Honestly hungry: Acute hunger does not increase unethical economic behaviour

IMC Tuesday Seminar: Talk by Christian Truelsen Elbæk, Department of Management, Aarhus University

Info about event


Tuesday 17 May 2022,  at 11:00 - 12:30


IMC meeting room, Jens Chr. Skous Vej 4, building 1483, room 312 and online (https://aarhusuniversity.zoom.us/my/imcevents)

Christian Truelsen Elbæk

Acute hunger leads to self-protective behaviour, where people keep resources to themselves. However, little is known about whether acute hunger influences individuals’ inclination to engage in unethical behaviour for direct monetary gains. Motivated by this, I will present a Registered Report, which investigates how acute physiological hunger influences cheating for monetary gains. In this project, integrating research on scarcity into the study of unethical economic behaviour, we predicted that acute hunger increases cheating for monetary gains and further that this effect is moderated by childhood socioeconomic status, trait self-control, and moral identity. We tested these predictions in a well-powered laboratory experiment where we manipulated acute physiological hunger as indexed by blood glucose levels and obtained a validated behavioural measure of cheating for direct monetary gains. Contrary to our predictions, our results show that acute physiological hunger as indexed by blood glucose levels does not increase (or decrease) the propensity to engage in unethical economic behaviour and that neither childhood socioeconomic status nor trait self-control or moral identity moderate this relationship. We argue that these findings advance scientific understanding of whether experiences of scarcity shape moral judgment and decision-making.

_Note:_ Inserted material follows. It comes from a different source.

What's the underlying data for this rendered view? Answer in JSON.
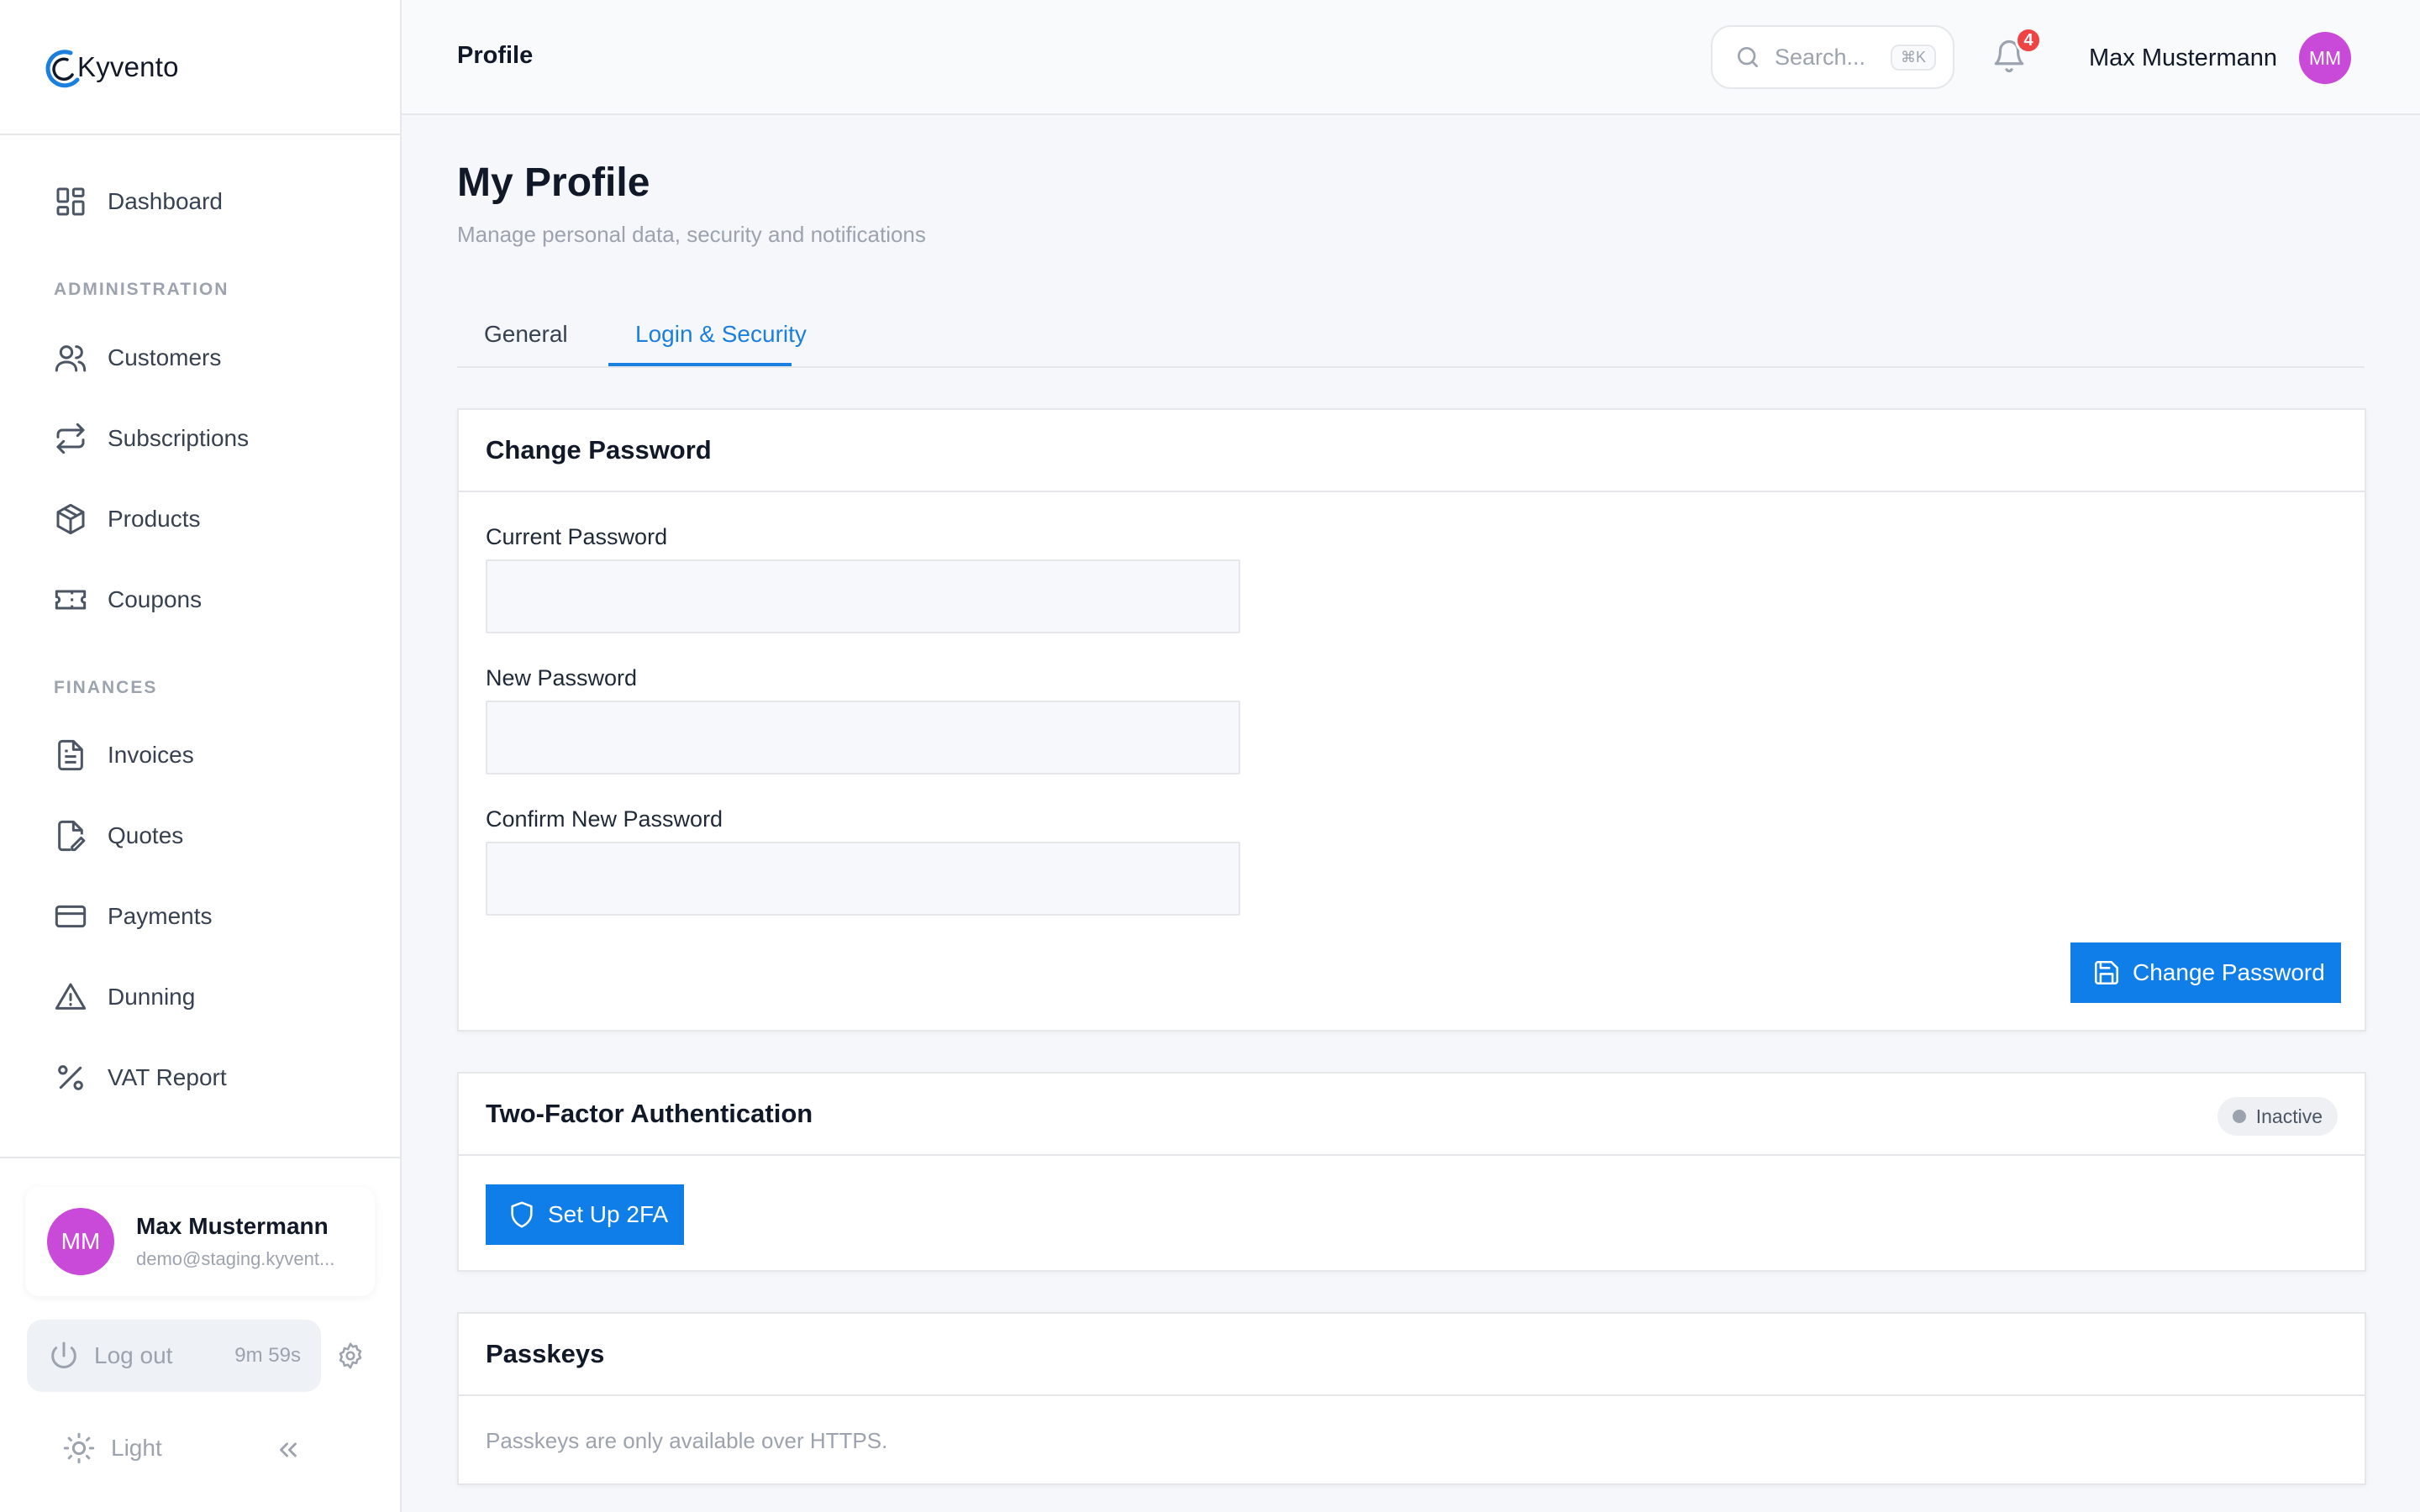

Christian T. Elbaek is a PhD Fellow at the Department of Management at Aarhus University, Denmark. Christian’s research focuses on how individual experiences of resource scarcity affect human judgment and decision-making, with a specific focus on moral behaviors. His research spans a wide range of disciplines from social and moral psychology to behavioral economics and consumer behavior, with special interests on unethical behavior, cooperation and behavioral incentive mechanisms.